10 Minutes 38 Seconds in This Strange World
- First edition cover (Turkey)
- Author: Elif Shafak
- Audio read by: Alix Dunmore
- Set in: Istanbul
- Publication date: 2019
- Media type: Print
- Pages: 311
- ISBN: 9780241293867
- Dewey Decimal: 23

= 10 Minutes 38 Seconds in This Strange World =

2019 novel by Elif Shafak

10 Minutes 38 Seconds in This Strange World (On Dakika Otuz Sekiz Saniye) is a 2019 novel by Turkish writer Elif Shafak and her eleventh overall. It is a one-woman story about a sex worker in Istanbul.
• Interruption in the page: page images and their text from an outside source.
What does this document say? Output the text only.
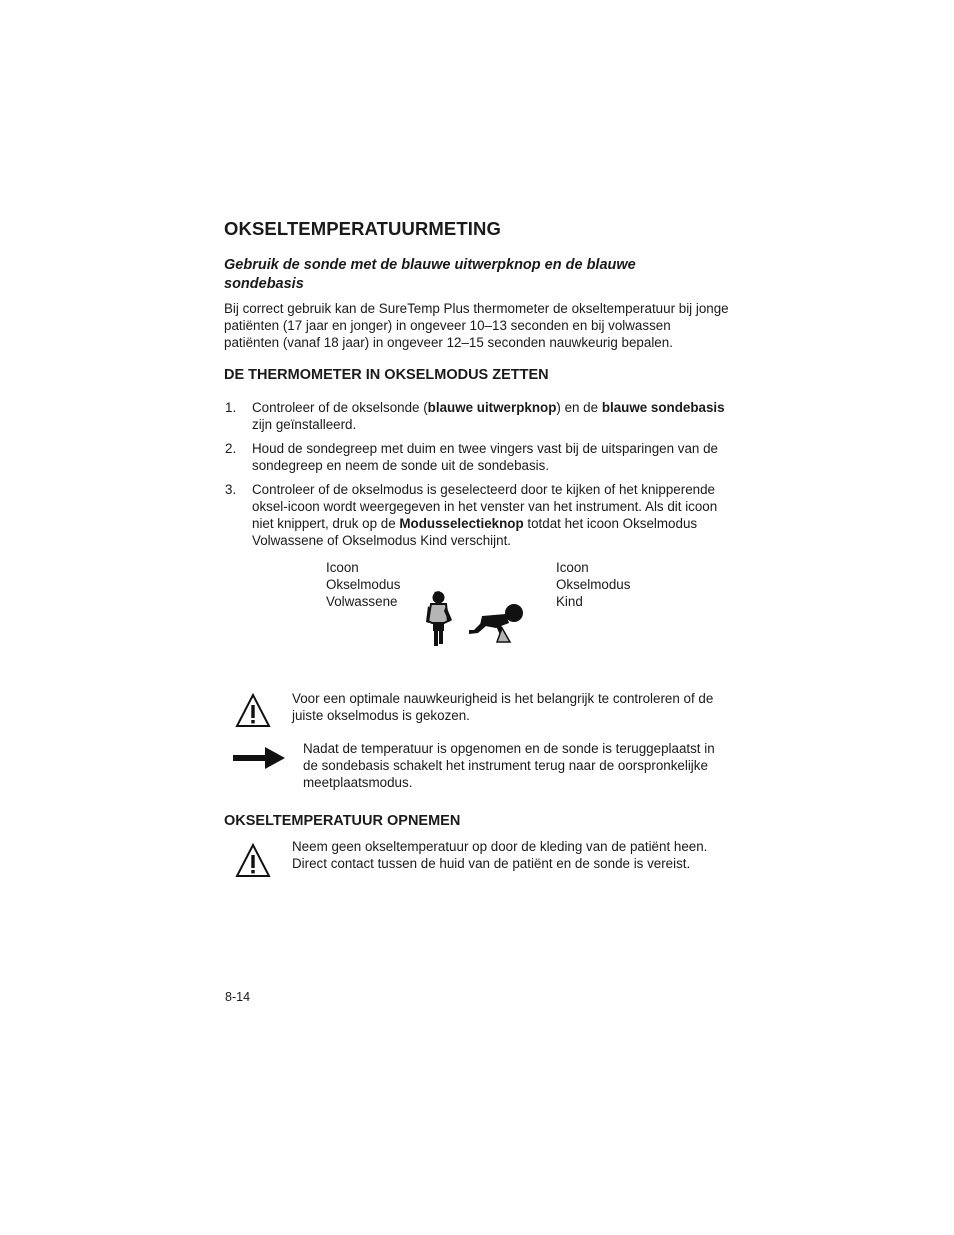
OKSELTEMPERATUURMETING
Gebruik de sonde met de blauwe uitwerpknop en de blauwe sondebasis

Bij correct gebruik kan de SureTemp Plus thermometer de okseltemperatuur bij jonge patiënten (17 jaar en jonger) in ongeveer 10–13 seconden en bij volwassen patiënten (vanaf 18 jaar) in ongeveer 12–15 seconden nauwkeurig bepalen.

DE THERMOMETER IN OKSELMODUS ZETTEN
1. Controleer of de okselsonde (blauwe uitwerpknop) en de blauwe sondebasis zijn geïnstalleerd.

2. Houd de sondegreep met duim en twee vingers vast bij de uitsparingen van de sondegreep en neem de sonde uit de sondebasis.

3. Controleer of de okselmodus is geselecteerd door te kijken of het knipperende oksel-icoon wordt weergegeven in het venster van het instrument. Als dit icoon niet knippert, druk op de Modusselectieknop totdat het icoon Okselmodus Volwassene of Okselmodus Kind verschijnt.

Icoon
Okselmodus
Volwassene
Icoon
Okselmodus
Kind

Voor een optimale nauwkeurigheid is het belangrijk te controleren of de juiste okselmodus is gekozen.

Nadat de temperatuur is opgenomen en de sonde is teruggeplaatst in de sondebasis schakelt het instrument terug naar de oorspronkelijke meetplaatsmodus.

OKSELTEMPERATUUR OPNEMEN

Neem geen okseltemperatuur op door de kleding van de patiënt heen. Direct contact tussen de huid van de patiënt en de sonde is vereist.

8-14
It was released by Viking Press in 2019, and was shortlisted for the 2019 Booker Prize, and in 2020 for the Ondaatje Prize.

==Summary==
10 Minutes and 38 Seconds in This Strange World opens in 1990 with "Tequila Leila", who is a prostitute. The story has her five outcast friends, who do not share a worthy importance in an illiberal country. Leila enters the state of awareness in her last moments, after she has been murdered and left in a dumpster outside Istanbul. "While the Turkish sun rises above her and her friends asleep soundly nearby, she contemplates her mortal existence before eternal rest." In the last minutes she recalls her previous life; "the taste of spiced goat stew, sacrificed by her father to celebrate the long-awaited birth of a son; the sight of bubbling vats of lemon and sugar which the women use to wax their legs while the men attend mosque; the scent of cardamom coffee that Leila shares with a handsome student in the brothel where she works. Each memory, too, recalls the friends she made at each key moment in her life—friends who are now desperately trying to find her..."

==Awards==
- Shortlisted for the 2019 Booker Prize.